C: But it's amazing how now that you guys are htting your stride, whether it's commercially or just getting a bigger fan base, you see things like swing nights in Atlanta rock clubs.

TM: Well, that's cool. I don't know how much we had to do with that. Of course everybody wants to contextualize what we're doing, which is the last thing that we want to do.

C: What sort of response do you get from older people?

TM: Overwhelmingly positive when we can reach them. For example, you're not going to reach these people playing the 40 Watt in Athens. But when you do NPR people hear it. When we play early shows in Chapel Hill, for instance, we're able to get the twelve year olds that love us and the seventy year olds. The people seem to be universally excited about it. But the market is devisive where they say "You fit into this six year age range, by God, and we don't expect anybody else to listen to this." And it can be extrapolated just as easily to race. I talked to our label about how can we get black people to come out and they looked at me like I was from Mars. "They have their own charts." is what was told to me. Which is true, but it's FUCKING insane!!

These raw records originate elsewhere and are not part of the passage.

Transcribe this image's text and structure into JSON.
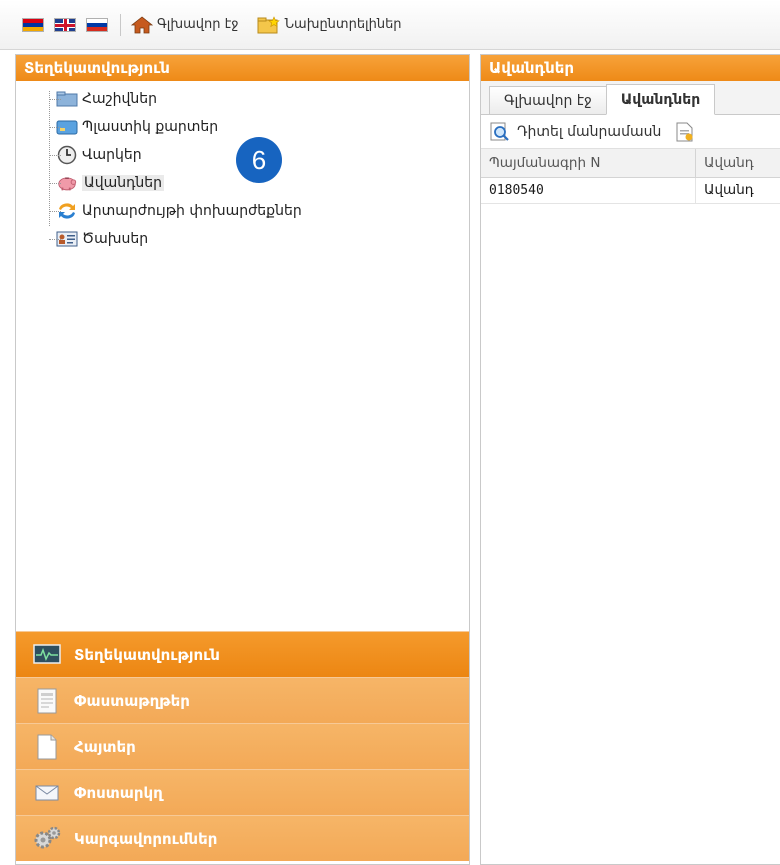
{
  "toolbar": {
    "flags": [
      "flag-armenia-icon",
      "flag-uk-icon",
      "flag-russia-icon"
    ],
    "home_label": "Գլխավոր էջ",
    "favorites_label": "Նախընտրելիներ"
  },
  "left_panel": {
    "title": "Տեղեկատվություն",
    "tree": [
      {
        "label": "Հաշիվներ",
        "icon": "folder-icon"
      },
      {
        "label": "Պլաստիկ քարտեր",
        "icon": "card-icon"
      },
      {
        "label": "Վարկեր",
        "icon": "clock-icon"
      },
      {
        "label": "Ավանդներ",
        "icon": "piggy-bank-icon",
        "selected": true
      },
      {
        "label": "Արտարժույթի փոխարժեքներ",
        "icon": "exchange-icon"
      },
      {
        "label": "Ծախսեր",
        "icon": "contact-card-icon"
      }
    ],
    "callout_number": "6"
  },
  "accordion": [
    {
      "label": "Տեղեկատվություն",
      "icon": "monitor-icon",
      "active": true
    },
    {
      "label": "Փաստաթղթեր",
      "icon": "document-icon",
      "active": false
    },
    {
      "label": "Հայտեր",
      "icon": "page-icon",
      "active": false
    },
    {
      "label": "Փոստարկղ",
      "icon": "envelope-icon",
      "active": false
    },
    {
      "label": "Կարգավորումներ",
      "icon": "gears-icon",
      "active": false
    }
  ],
  "right_panel": {
    "title": "Ավանդներ",
    "tabs": [
      "Գլխավոր էջ",
      "Ավանդներ"
    ],
    "actions": [
      "Դիտել մանրամասն"
    ],
    "table": {
      "columns": [
        "Պայմանագրի N",
        "Ավանդ"
      ],
      "rows": [
        [
          "0180540",
          "Ավանդ"
        ]
      ]
    }
  },
  "colors": {
    "accent": "#ee8a17",
    "accent_light": "#f3a957",
    "callout": "#1764c0"
  }
}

C: But considering some of the roots of the stuff you're doing, it seems sort of logical.

TM: Sure, it did to me too, but that doesn't seem to be theway that things work out. I mean there are black people that are fans of ours, but the percentages are infinitessimal. We don't even physically move in the same circles.

C: Is the dynamic changing for you at all now that things are taking off?

TM: Well we just fired our bass player, which was a traumatic thing to do. That was a thing where friction that might have been there when we were all dishwashing chumps didn't make a difference and now three or four years down the road, we couldn't work together. It was very painful for everybody. When money gets involved everything changes. And when you're not allowed to get together in a relaxed manner and enjoy each others company and play music, it's a sad thing. When we see each other, it's associated with being tired, sick, being on the road, humping and doing our thing. But right now the band's getting along great. We split the publishing money equally, not just to the songwriters. But you know, I've been in the thing for three years now, and one day it will derail, but I'm just trying to do the best job I can now and see this thing through.